Despite a few more recognisable names (er, Kid Rock) due to appear than last time, this will not be the cultural event of the year
In the quaintly upsetting era of George W Bush’s presidency, there was something people liked to pompously call the “cultural opposition”. This was made up of figures in popular culture pushing back against Bush, and 20 years later it may be imagined their spiritual heirs are limbering up for equivalent duties. The first formal opportunity falls next week with Donald Trump’s inauguration and, just as leaders in the tech and business worlds have failed spectacularly to rally against him, so a sense prevails that among certain artists and influencers there has been a gentle softening of spines too.

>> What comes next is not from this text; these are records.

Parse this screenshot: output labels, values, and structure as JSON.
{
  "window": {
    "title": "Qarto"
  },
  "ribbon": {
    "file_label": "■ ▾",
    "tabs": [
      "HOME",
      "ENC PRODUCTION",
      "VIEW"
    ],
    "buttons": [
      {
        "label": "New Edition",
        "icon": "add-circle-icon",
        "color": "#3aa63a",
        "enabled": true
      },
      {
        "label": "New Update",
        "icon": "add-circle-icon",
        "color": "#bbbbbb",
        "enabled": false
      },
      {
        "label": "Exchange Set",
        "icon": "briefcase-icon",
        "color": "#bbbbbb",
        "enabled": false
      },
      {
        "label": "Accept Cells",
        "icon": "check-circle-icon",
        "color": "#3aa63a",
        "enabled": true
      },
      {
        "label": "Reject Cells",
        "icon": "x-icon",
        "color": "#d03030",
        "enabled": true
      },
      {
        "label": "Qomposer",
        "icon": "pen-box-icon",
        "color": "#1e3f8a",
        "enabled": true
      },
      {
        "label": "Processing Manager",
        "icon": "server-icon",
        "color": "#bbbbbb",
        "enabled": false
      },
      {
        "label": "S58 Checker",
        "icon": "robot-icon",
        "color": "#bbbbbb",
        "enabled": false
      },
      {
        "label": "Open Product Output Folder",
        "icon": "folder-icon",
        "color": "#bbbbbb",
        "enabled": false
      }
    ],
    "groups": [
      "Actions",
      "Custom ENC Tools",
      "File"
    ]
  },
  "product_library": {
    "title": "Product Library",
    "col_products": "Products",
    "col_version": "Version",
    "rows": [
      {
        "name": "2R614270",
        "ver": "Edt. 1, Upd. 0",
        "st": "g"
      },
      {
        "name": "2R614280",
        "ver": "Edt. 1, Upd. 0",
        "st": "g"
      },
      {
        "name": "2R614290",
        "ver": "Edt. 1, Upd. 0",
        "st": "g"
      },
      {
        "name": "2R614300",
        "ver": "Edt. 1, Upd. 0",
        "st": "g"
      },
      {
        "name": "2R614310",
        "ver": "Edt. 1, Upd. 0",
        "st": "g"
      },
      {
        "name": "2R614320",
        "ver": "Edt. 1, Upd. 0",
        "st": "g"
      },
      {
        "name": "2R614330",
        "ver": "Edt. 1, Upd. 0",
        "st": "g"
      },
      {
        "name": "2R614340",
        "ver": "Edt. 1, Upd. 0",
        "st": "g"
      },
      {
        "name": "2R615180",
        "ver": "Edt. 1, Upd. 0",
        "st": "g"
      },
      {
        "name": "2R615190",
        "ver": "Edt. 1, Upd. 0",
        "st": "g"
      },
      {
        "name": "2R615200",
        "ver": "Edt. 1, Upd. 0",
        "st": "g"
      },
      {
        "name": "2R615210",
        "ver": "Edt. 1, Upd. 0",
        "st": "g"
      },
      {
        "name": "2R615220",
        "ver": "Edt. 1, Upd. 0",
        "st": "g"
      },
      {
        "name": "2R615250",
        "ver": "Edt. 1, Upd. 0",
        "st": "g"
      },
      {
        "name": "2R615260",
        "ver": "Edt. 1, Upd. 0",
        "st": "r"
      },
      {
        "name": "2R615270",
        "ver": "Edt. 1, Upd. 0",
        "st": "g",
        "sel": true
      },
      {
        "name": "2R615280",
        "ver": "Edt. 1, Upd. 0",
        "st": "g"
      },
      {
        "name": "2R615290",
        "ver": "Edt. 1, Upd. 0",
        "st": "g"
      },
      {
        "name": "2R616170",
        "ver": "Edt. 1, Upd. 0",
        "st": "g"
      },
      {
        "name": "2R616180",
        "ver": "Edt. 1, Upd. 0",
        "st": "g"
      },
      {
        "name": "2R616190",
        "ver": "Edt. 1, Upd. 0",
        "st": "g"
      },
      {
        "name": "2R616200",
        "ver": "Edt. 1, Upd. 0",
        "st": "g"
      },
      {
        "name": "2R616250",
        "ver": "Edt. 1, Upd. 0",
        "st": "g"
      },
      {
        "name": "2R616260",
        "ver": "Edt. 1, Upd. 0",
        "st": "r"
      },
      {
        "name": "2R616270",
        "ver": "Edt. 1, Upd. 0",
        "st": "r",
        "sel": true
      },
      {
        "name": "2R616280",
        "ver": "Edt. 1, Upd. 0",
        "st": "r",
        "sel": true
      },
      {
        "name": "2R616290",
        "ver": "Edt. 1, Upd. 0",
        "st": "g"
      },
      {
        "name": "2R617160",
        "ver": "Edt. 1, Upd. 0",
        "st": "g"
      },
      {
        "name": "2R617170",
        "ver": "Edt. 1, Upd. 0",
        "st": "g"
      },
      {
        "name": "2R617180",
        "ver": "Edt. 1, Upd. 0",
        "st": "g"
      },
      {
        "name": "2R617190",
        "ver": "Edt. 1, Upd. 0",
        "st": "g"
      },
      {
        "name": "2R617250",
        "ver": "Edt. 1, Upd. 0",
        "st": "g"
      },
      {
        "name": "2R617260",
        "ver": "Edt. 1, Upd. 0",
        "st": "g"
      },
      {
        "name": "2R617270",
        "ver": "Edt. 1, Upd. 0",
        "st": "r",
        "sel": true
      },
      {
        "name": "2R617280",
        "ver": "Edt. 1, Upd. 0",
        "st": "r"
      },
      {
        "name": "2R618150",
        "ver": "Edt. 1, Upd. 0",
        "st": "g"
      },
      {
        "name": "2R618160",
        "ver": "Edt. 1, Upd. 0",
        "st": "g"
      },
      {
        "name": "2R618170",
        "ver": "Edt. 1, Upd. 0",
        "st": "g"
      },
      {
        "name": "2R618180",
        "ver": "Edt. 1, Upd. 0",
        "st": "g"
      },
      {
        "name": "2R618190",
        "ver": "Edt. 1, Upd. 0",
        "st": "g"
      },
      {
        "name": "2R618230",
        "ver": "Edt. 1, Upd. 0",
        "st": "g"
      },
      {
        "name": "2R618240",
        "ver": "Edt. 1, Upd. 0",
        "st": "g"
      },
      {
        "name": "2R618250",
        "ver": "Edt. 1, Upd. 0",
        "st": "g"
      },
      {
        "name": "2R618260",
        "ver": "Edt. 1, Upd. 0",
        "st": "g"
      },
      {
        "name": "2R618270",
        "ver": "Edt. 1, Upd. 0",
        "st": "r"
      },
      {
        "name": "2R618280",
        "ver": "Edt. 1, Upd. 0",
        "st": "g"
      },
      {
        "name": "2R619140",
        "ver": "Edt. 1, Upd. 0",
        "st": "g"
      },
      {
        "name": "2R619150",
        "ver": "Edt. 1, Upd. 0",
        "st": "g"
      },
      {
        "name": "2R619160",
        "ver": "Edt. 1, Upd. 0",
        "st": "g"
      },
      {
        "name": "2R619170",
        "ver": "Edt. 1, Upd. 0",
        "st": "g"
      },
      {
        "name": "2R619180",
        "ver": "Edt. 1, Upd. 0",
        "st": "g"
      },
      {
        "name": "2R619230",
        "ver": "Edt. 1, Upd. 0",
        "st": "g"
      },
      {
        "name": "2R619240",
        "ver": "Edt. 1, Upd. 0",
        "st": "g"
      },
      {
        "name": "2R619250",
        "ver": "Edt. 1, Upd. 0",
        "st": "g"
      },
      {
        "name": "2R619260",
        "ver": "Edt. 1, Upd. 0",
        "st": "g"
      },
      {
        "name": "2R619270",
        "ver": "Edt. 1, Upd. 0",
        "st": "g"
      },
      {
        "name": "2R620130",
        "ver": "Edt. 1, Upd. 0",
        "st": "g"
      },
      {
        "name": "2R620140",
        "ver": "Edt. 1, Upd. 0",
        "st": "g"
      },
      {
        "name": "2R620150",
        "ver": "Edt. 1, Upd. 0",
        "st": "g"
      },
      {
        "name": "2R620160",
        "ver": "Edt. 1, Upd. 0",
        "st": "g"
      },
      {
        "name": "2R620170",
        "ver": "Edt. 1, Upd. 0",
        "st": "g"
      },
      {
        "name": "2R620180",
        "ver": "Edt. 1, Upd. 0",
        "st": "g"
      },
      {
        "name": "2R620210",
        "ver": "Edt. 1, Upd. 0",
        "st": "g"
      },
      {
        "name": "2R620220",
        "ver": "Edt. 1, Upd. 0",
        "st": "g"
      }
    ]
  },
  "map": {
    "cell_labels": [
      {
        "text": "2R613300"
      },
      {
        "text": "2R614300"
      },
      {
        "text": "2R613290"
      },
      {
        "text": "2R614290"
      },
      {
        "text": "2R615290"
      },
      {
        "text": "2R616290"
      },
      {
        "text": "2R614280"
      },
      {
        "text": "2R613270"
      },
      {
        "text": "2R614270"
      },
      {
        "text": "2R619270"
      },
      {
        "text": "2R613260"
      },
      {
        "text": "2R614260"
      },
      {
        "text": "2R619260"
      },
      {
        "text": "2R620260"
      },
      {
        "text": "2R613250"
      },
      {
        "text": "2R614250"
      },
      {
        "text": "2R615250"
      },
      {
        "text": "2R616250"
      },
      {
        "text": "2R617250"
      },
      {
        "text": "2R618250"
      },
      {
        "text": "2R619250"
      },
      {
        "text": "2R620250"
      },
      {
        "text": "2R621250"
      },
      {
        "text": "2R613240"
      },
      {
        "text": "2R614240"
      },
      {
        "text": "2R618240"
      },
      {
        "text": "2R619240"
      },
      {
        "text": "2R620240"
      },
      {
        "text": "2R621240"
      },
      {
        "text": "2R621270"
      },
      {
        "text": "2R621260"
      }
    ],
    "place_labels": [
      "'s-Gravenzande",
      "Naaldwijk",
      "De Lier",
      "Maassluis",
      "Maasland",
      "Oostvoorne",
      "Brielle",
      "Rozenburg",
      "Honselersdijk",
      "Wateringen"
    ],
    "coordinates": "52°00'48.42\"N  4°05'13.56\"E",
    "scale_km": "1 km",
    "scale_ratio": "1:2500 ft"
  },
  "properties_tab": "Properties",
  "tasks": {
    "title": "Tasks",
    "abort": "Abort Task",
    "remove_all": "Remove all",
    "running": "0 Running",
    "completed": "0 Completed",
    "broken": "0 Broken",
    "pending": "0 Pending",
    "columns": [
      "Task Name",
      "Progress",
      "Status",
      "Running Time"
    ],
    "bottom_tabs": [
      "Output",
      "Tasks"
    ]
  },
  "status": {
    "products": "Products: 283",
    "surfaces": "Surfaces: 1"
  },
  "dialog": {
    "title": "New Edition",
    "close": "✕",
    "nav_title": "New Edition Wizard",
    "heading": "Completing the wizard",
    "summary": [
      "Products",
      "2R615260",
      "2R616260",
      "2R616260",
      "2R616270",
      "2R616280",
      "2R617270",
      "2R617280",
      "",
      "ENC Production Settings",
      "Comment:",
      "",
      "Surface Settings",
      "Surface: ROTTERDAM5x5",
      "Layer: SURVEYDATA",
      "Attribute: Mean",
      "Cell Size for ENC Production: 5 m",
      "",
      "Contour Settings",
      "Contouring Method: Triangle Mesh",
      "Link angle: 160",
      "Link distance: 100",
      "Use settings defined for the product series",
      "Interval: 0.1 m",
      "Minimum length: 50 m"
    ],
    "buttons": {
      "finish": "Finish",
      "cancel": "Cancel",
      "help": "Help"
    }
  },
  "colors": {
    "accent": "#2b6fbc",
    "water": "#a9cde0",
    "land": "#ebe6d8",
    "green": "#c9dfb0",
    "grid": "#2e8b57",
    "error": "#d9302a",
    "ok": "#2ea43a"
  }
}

This is a general observation and also one located in the figure of Carrie Underwood, the country star scheduled to sing the national anthem in Trump’s honour on Monday. Underwood, a 41-year-old who came to prominence via the fourth season of American Idol, may seem a slim figure on whom to hang observations about the waning of cultural opposition towards Trump. There persists a feeling, however, that in 2016, no singer-songwriter of Underwood’s prominence would have offered her services to the Trump administration. Back then, when Trump’s election struck many in the US and around the world with the force of an out-of-body experience, the best the inauguration committee could come up with was another talent-show graduate and holder of the unfortunate mantle “former child star”, Jackie Evancho.